Le roi d’Oussouye dévoile son rôle crucial pour amener l’abbé Augustin Diamacoune Senghor, leader indépendantiste casamançais, à travailler à faire taire les armes
Olivier Diédhiou, à l’état civil, a été intronisé Roi d’Oussouye en janvier 2000, sous le titre de Sibiloumbaye (Ndlr : Celui qui va amener les bêtes de sacrifice). Il dit avoir été intronisé pour garantir l’avènement de la paix en Casamance. Au cours d’un entretien accordé au journal Le Quotidien dans le bois sacré, il a déploré les violences qui avaient agité le Sénégal au mois de mars 2021, avec des émeutes déclenchées à la suite de l’interpellation de Ousmane Sonko, leader du parti Pastef. De même, le Roi d’Oussouye, avec un calme d’ange, a dévoilé son rôle crucial pour amener l’abbé Augustin Diamacoune Senghor, leader indépendantiste casamançais, à travailler à faire taire les armes. Le Quotidien a veillé, avant publication, à faire relire le texte de cet entretien au Roi Sibiloumbaye Diédhiou qui, assisté de son conseiller en communication Souleymane Diédhiou, l’a approuvé sans réserve.
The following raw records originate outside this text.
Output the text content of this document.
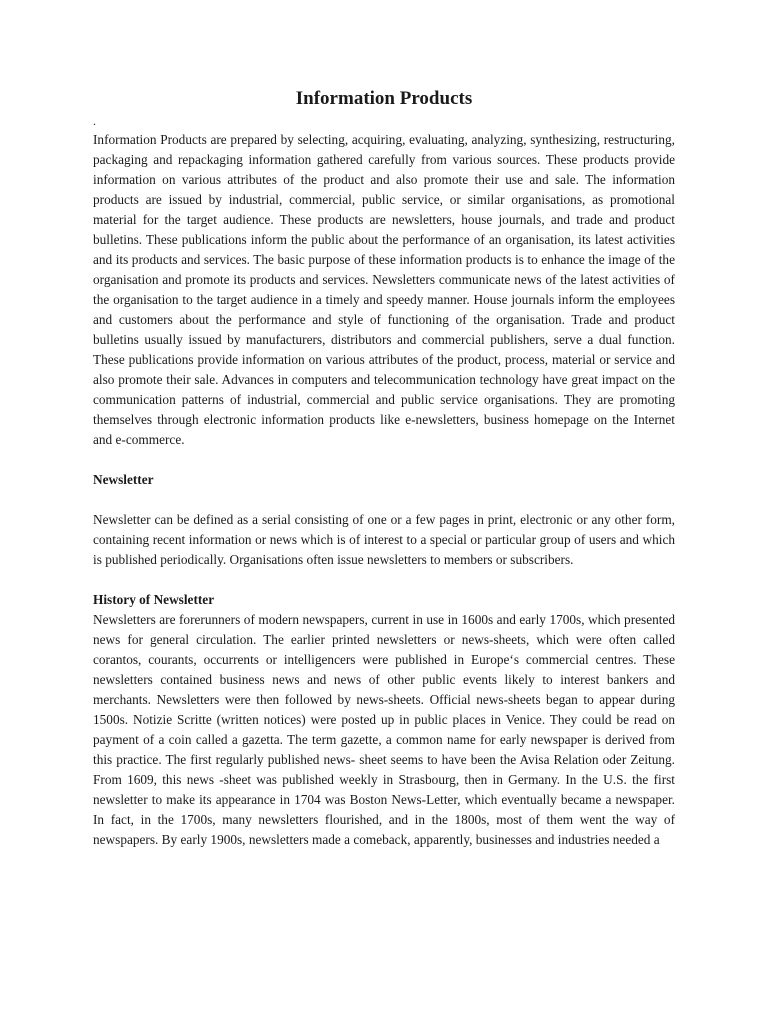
Information Products
.

Information Products are prepared by selecting, acquiring, evaluating, analyzing, synthesizing, restructuring, packaging and repackaging information gathered carefully from various sources. These products provide information on various attributes of the product and also promote their use and sale. The information products are issued by industrial, commercial, public service, or similar organisations, as promotional material for the target audience. These products are newsletters, house journals, and trade and product bulletins. These publications inform the public about the performance of an organisation, its latest activities and its products and services. The basic purpose of these information products is to enhance the image of the organisation and promote its products and services. Newsletters communicate news of the latest activities of the organisation to the target audience in a timely and speedy manner. House journals inform the employees and customers about the performance and style of functioning of the organisation. Trade and product bulletins usually issued by manufacturers, distributors and commercial publishers, serve a dual function. These publications provide information on various attributes of the product, process, material or service and also promote their sale. Advances in computers and telecommunication technology have great impact on the communication patterns of industrial, commercial and public service organisations. They are promoting themselves through electronic information products like e-newsletters, business homepage on the Internet and e-commerce.

Newsletter

Newsletter can be defined as a serial consisting of one or a few pages in print, electronic or any other form, containing recent information or news which is of interest to a special or particular group of users and which is published periodically. Organisations often issue newsletters to members or subscribers.

History of Newsletter

Newsletters are forerunners of modern newspapers, current in use in 1600s and early 1700s, which presented news for general circulation. The earlier printed newsletters or news-sheets, which were often called corantos, courants, occurrents or intelligencers were published in Europe‘s commercial centres. These newsletters contained business news and news of other public events likely to interest bankers and merchants. Newsletters were then followed by news-sheets. Official news-sheets began to appear during 1500s. Notizie Scritte (written notices) were posted up in public places in Venice. They could be read on payment of a coin called a gazetta. The term gazette, a common name for early newspaper is derived from this practice. The first regularly published news- sheet seems to have been the Avisa Relation oder Zeitung. From 1609, this news -sheet was published weekly in Strasbourg, then in Germany. In the U.S. the first newsletter to make its appearance in 1704 was Boston News-Letter, which eventually became a newspaper. In fact, in the 1700s, many newsletters flourished, and in the 1800s, most of them went the way of newspapers. By early 1900s, newsletters made a comeback, apparently, businesses and industries needed a
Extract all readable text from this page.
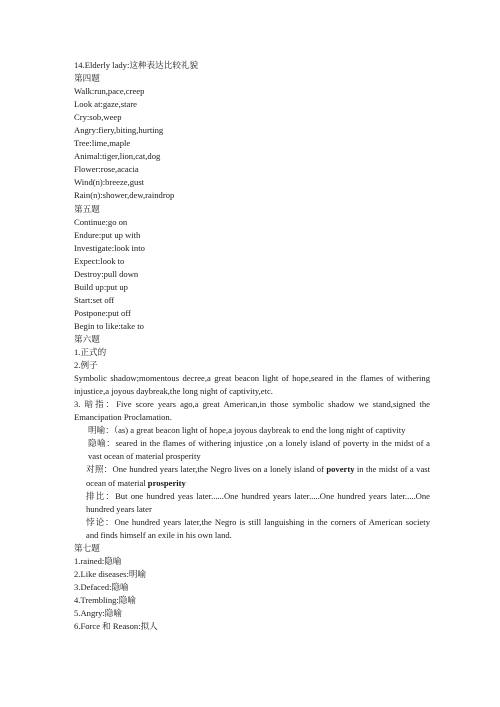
14.Elderly lady:这种表达比较礼貌
第四题
Walk:run,pace,creep
Look at:gaze,stare
Cry:sob,weep
Angry:fiery,biting,hurting
Tree:lime,maple
Animal:tiger,lion,cat,dog
Flower:rose,acacia
Wind(n):breeze,gust
Rain(n):shower,dew,raindrop
第五题
Continue:go on
Endure:put up with
Investigate:look into
Expect:look to
Destroy:pull down
Build up:put up
Start:set off
Postpone:put off
Begin to like:take to
第六题
1.正式的
2.例子
Symbolic shadow;momentous decree,a great beacon light of hope,seared in the flames of withering injustice,a joyous daybreak,the long night of captivity,etc.
3. 暗指：Five score years ago,a great American,in those symbolic shadow we stand,signed the Emancipation Proclamation.
明喻：（as) a great beacon light of hope,a joyous daybreak to end the long night of captivity
隐喻：seared in the flames of withering injustice ,on a lonely island of poverty in the midst of a vast ocean of material prosperity
对照：One hundred years later,the Negro lives on a lonely island of poverty in the midst of a vast ocean of material prosperity
排比：But one hundred yeas later......One hundred years later.....One hundred years later.....One hundred years later
悖论：One hundred years later,the Negro is still languishing in the corners of American society and finds himself an exile in his own land.
第七题
1.rained:隐喻
2.Like diseases:明喻
3.Defaced:隐喻
4.Trembling:隐喻
5.Angry:隐喻
6.Force 和 Reason:拟人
Sibiloumbaye Diédhiou, que signifie le titre Roi d’Oussouye ?
Le titre de Roi d’Oussouye est comparable à celui du président de la République
En quelle année avez-vous été intronisé ?
Exactement le 17 janvier 2000
Il se raconte qu’avant votre intronisation, le poste de Roi d’Oussouye était longtemps resté vacant.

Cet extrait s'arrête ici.